Le pays de Galles et les îles.

Ici finit notre tour d'Angleterre, de cette portion souveraine des trois royaumes, cette île sceptrée, comme dit Shakespeare, cette pierre précieuse enchâssée dans la mer d'argent :

This royal throne of kings, this sceptered isle,
This precious stone set in the silver sea.

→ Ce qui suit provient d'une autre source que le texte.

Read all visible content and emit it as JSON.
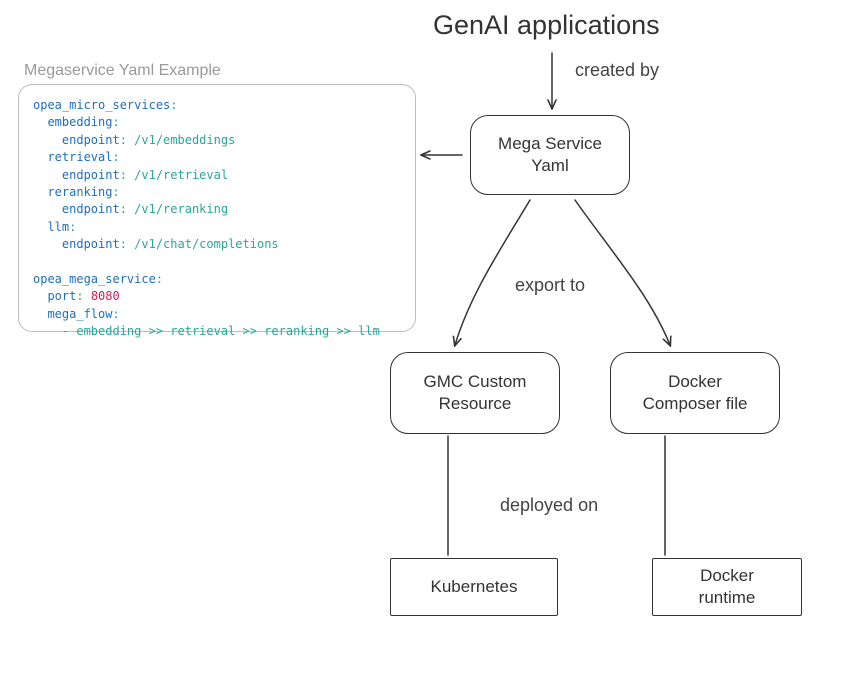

Avant de passer à l'Écosse et à l'Irlande, je ne dirai que quelques mots des pays annexes, comme la principauté de Galles et les îles. Le pays de Galles est cette presqu'île hérissée de montagnes qui s'étend, entre les er bouchures de la Severn et de la Mersey, sur une étendue d'environ 2 millions d'hectares, et qui, fort analogue aux comtés de Cumberland et de Westmoreland, rappelle même, dans quelques parties, les pics les plus inaccessibles de la haute Écosse. Partout ailleurs un pareil pays serait à peu près abandonné par les hommes; mais il abonde, comme la plupart des pays de montagnes, en richesses minérales, et l'exploitation de ses mines et carrières par les capitaux anglais a suffi pour y créer un développement relatif.

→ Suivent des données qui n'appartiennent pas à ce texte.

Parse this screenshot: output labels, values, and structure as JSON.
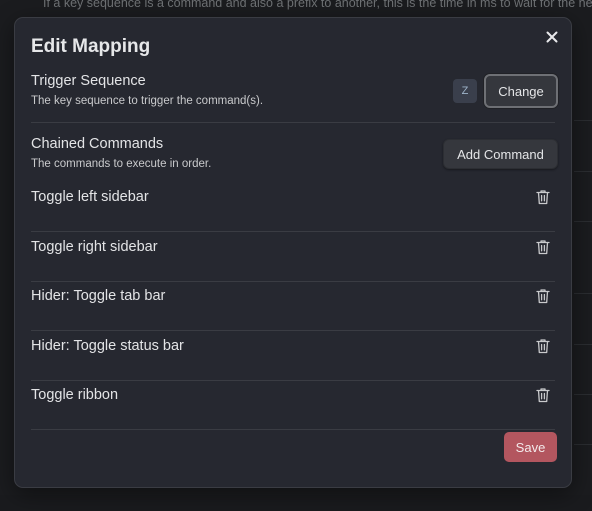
{
  "background": {
    "text": "If a key sequence is a command and also a prefix to another, this is the time in ms to wait for the next key"
  },
  "modal": {
    "title": "Edit Mapping",
    "close_icon": "close-icon",
    "trigger": {
      "name": "Trigger Sequence",
      "description": "The key sequence to trigger the command(s).",
      "key": "Z",
      "change_label": "Change"
    },
    "chained": {
      "name": "Chained Commands",
      "description": "The commands to execute in order.",
      "add_label": "Add Command"
    },
    "commands": [
      {
        "label": "Toggle left sidebar",
        "icon": "trash-icon"
      },
      {
        "label": "Toggle right sidebar",
        "icon": "trash-icon"
      },
      {
        "label": "Hider: Toggle tab bar",
        "icon": "trash-icon"
      },
      {
        "label": "Hider: Toggle status bar",
        "icon": "trash-icon"
      },
      {
        "label": "Toggle ribbon",
        "icon": "trash-icon"
      }
    ],
    "save_label": "Save"
  },
  "colors": {
    "modal_bg": "#262830",
    "save_accent": "#b3565f",
    "key_badge_bg": "#3a3f4c"
  }
}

Sous le rapport agricole, la presqu'île galloise peut se diviser en trois régions distinctes: la bonne, qui

comprend les comtés de Flint, d'Anglesea, de Denbigh et de Pembroke; la médiocre, qui comprend ceux de Glamorgan, Caermathen, Montgomery et Caernarvon; la mauvaise, qui comprend ceux de Cardigan, Radnor, Brecon et Merioneth. Dans le comté de Flint, le meilleur de tous, la rente atteint la moyenne de l'Angleterre, 75 francs par hectare; dans celui de Merioneth, le plus stérile, elle tombe à 15 francs. La moyenne générale de la principauté doit être égale à celle de la France, bien que le sol et le climat soient incomparablement inférieurs. La population suit à peu près la même proportion. La moyenne est d'une tête humaine pour 2 hectares. Si les parties montagneuses peuvent compter parmi les plus inhabitées de l'Europe, les parties basses sont aussi populeuses que les comtés anglais voisins; les déserts même ont fait depuis cinquante ans d'assez grands progrès comme culture; la terre y vaut de 500 à 1,000 francs l'hectare, autant que dans la moitié de la France.

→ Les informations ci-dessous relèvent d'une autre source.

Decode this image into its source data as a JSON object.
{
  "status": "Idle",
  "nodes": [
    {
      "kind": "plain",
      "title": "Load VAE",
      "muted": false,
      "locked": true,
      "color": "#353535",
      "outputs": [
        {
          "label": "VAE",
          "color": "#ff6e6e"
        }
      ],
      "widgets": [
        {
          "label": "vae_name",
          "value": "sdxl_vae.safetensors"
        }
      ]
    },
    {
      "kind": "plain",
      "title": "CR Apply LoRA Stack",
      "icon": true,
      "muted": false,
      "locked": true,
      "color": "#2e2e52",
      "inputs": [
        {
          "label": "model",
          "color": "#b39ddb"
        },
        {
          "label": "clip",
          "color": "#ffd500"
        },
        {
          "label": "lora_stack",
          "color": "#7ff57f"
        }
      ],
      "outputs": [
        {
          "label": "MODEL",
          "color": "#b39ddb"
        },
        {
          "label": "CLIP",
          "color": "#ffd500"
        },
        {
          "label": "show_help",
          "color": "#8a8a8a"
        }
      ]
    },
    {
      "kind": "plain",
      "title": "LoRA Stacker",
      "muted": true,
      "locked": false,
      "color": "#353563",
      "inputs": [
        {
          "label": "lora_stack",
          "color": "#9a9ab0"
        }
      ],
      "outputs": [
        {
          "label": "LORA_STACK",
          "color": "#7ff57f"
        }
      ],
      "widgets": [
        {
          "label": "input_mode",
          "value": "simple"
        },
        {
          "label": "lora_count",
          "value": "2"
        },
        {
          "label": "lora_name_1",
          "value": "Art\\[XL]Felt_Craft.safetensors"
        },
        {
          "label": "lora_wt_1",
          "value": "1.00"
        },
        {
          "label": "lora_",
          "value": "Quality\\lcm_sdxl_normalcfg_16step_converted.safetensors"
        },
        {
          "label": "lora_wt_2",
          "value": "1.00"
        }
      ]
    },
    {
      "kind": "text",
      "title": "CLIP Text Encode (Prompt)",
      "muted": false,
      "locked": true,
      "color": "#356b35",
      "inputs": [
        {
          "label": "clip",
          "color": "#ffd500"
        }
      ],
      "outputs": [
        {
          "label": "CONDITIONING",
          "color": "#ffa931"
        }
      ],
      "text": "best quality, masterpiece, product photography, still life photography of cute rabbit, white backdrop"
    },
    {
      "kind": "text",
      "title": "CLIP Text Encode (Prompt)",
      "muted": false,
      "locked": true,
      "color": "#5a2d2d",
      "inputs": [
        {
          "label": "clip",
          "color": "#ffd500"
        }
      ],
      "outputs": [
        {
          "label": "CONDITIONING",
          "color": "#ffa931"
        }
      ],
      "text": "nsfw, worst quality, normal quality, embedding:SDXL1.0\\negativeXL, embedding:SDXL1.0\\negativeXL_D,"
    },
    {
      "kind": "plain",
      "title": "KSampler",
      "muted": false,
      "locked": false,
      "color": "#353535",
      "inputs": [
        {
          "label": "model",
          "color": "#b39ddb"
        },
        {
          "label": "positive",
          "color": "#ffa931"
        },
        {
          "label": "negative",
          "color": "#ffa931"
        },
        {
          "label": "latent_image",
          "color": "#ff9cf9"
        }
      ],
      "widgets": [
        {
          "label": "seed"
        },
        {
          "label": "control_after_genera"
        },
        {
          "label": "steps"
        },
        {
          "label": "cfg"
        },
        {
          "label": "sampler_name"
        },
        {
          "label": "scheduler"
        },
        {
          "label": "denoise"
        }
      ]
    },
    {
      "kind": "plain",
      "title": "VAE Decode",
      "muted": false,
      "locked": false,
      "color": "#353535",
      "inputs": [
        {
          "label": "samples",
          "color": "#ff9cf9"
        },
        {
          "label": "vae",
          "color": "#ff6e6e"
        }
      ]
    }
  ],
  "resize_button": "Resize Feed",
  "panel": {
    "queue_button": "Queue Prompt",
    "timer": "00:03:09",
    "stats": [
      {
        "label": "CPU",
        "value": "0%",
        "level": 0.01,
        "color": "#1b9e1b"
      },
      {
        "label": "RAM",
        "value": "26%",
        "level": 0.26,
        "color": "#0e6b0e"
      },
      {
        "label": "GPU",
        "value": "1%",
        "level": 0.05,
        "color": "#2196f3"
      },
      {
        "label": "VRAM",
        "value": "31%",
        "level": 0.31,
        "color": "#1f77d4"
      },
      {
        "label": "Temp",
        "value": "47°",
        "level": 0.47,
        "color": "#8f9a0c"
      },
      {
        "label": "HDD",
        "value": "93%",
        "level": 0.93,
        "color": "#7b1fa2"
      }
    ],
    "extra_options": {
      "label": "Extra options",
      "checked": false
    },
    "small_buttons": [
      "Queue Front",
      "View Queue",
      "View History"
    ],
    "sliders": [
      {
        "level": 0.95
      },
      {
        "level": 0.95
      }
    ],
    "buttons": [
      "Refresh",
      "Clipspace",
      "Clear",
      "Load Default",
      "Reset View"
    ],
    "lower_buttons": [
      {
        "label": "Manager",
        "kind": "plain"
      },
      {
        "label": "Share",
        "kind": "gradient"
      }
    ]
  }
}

C'est encore et toujours le bétail qui permet de tirer parti à ce point d'un sol si ingrat. Dans la région cultivable, l'assolement quadriennal s'étend chaque jour, et les races perfectionnées de l'Angleterre se naturalisent; dans les contrées incultes et abruptes, on trouve des espèces à demi sauvages de bœufs, de moutons et de chevaux, petites de taille, mais sobres et vigoureuses, qui savent chercher leur nourriture au milieu des rochers et des précipices. La viande des bœufs et des moutons gallois est très estimée, la seule île d'Anglesea importe tous les ans en Angleterre des milliers de ces animaux, qui traversaient autrefois le détroit à la nage, et dont on constate aujourd'hui le passage sur le pont de Menai. Les petits chevaux gallois ne sont pas moins recherchés.